The Last Taboo (2013, 24 mins, Community Channel/Journeyman Pictures) winner BUFVC

Three children die every minute owing to contaminated water and open defecation. Made with funding from Adobe and Worldview, this documentary explores radical ways to trigger change in Kenya, using humour and shock to challenge economic inequality and ancient folklore. The documentary was selected for the Ethnographic Film Festival in Paris, 2014 and won a Learning on Screen BUFVC award.

 

Stranger Than Known (2015, 10 mins, installation) with Steve Hawley

Celebrating the 50th anniversity of Southampton's city status, this slow-motion slice of street life is forensic in its revelation of people in their everyday world. The project derives inspiration from the flaneur, with the camera recording unplanned observations of everyday life. Part of the Official Selection for the New York Independent Film Festival.

 

Play and Creativity (2016, 5 mins, Winchester University)

The concept of Lego Serious Play underpins this short documentary made over a week, exploring the ways in which play can lever original thinking and problem solving - for aduts. Lego, of course, but also maggots, balloons and marshmallows are all toys of choice in this eye-opening reminder of the lesser-known values of playfulness.

 

Island Pride UK (2018, 9 mins, BBC)

Uncovering the hidden stories and closetted histories of LGBQT communities on the Isle of Wight through the eyes of several people involved in staging and performing this celebratory Pride event during the hot summer of 2018. Stories from the heart of ordinary citizens of all ages combine to produce laughter and tears.

 

Freedom to Speak Up Guardians (2019, 4 mins, Hampshire NHS Trust)

Short educational project to urge NHS hospital workers facing bullying and inappropriate behaviour to speak up and sort it out through a new national initiative.

 

Love Beyond Borders (2019, 13 mins, Vimeo)

Autobiographical documentary shot in Amsterdam and the UK, exploring identity, grief, loss and love. The timeline of the project encompasses the death of my mother and the Brexit referendum. Being half-Dutch, both challenged my sense of self and the film looks backwards and forwards simultaneously.

 

Showcase X-Plus (2019, 1 min. Cinema commercial)

Complicated multi-layered project telling the story of cinema and the arrival of 360 sound and X-Plus cinema projection in under a minute. With stunning audio design, VFX, archive manipulation and live action, the project packs its punch in widescreen.

 

Inside The World of Tinnitus (2020, 10 mins, BBC)

Tinnitus is under researched yet increasingly prevalent amongst all ages, especially those involved in live music. Rupert Brown is an acclaimed drummer who has designed a unique soundscape therapy to help his own tinnitus. This documentary takes us with him as his 'cure' is dispensed to others including carpenter Anthony with surprising results.

 

Vectis Radio (2020, 10 mins, BBC Inside Out)
Telling the story of one of Isle of Wight's great success stories. Vectis Radio serves the island's listeners whilst empowering young people with additional needs to develop and present their own programmes. The radio station continues to win national recognition for its inspiring work.
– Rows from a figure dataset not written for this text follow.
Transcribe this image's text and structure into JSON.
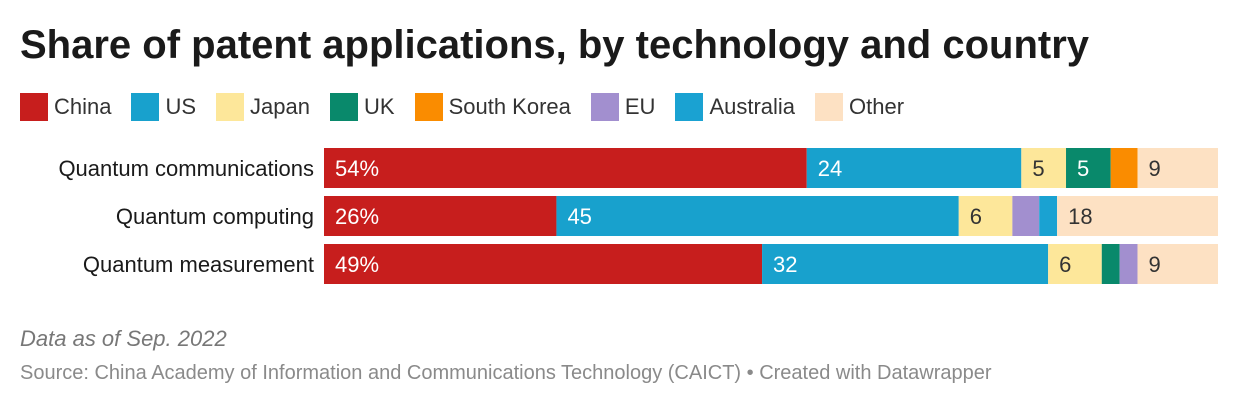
{
  "chart_data": {
    "type": "bar",
    "orientation": "horizontal",
    "stacked": true,
    "title": "Share of patent applications, by technology and country",
    "categories": [
      "Quantum communications",
      "Quantum computing",
      "Quantum measurement"
    ],
    "series": [
      {
        "name": "China",
        "color": "#c71e1d",
        "values": [
          54,
          26,
          49
        ],
        "labels": [
          "54%",
          "26%",
          "49%"
        ]
      },
      {
        "name": "US",
        "color": "#18a1cd",
        "values": [
          24,
          45,
          32
        ],
        "labels": [
          "24",
          "45",
          "32"
        ]
      },
      {
        "name": "Japan",
        "color": "#fde79a",
        "values": [
          5,
          6,
          6
        ],
        "labels": [
          "5",
          "6",
          "6"
        ]
      },
      {
        "name": "UK",
        "color": "#09896b",
        "values": [
          5,
          0,
          2
        ],
        "labels": [
          "5",
          "",
          ""
        ]
      },
      {
        "name": "South Korea",
        "color": "#fa8c00",
        "values": [
          3,
          0,
          0
        ],
        "labels": [
          "",
          "",
          ""
        ]
      },
      {
        "name": "EU",
        "color": "#a28fcf",
        "values": [
          0,
          3,
          2
        ],
        "labels": [
          "",
          "",
          ""
        ]
      },
      {
        "name": "Australia",
        "color": "#1aa2d2",
        "values": [
          0,
          2,
          0
        ],
        "labels": [
          "",
          "",
          ""
        ]
      },
      {
        "name": "Other",
        "color": "#fde1c3",
        "values": [
          9,
          18,
          9
        ],
        "labels": [
          "9",
          "18",
          "9"
        ]
      }
    ],
    "xlim": [
      0,
      100
    ],
    "grid": false,
    "legend": "top"
  },
  "note": "Data as of Sep. 2022",
  "source": "Source: China Academy of Information and Communications Technology (CAICT) • Created with Datawrapper"
}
Mental Health Stories (2021, 6 x 5 mins, NHS Solent Trust YouTube)

Directed and produced short intimate documentaries exploring how various treatments have worked with a range of mental health challenges such as depression, anxiety, schizophrenia, psychosis and trauma. The films - ultimately positive and encouraging - heard first hand accounts as to the effectiveness of treatments such as CBT and EMDR.

The Wave Project (2021, 1 x 5 mins, IOW High Sheriff Trust)

First of three short documentaries exploring mental health on Isle of Wight through 'sea therapy' a national project that harnesses the power of the ocean to tackle challenges faced by young people including grief, anxiety and crippling under-confidence.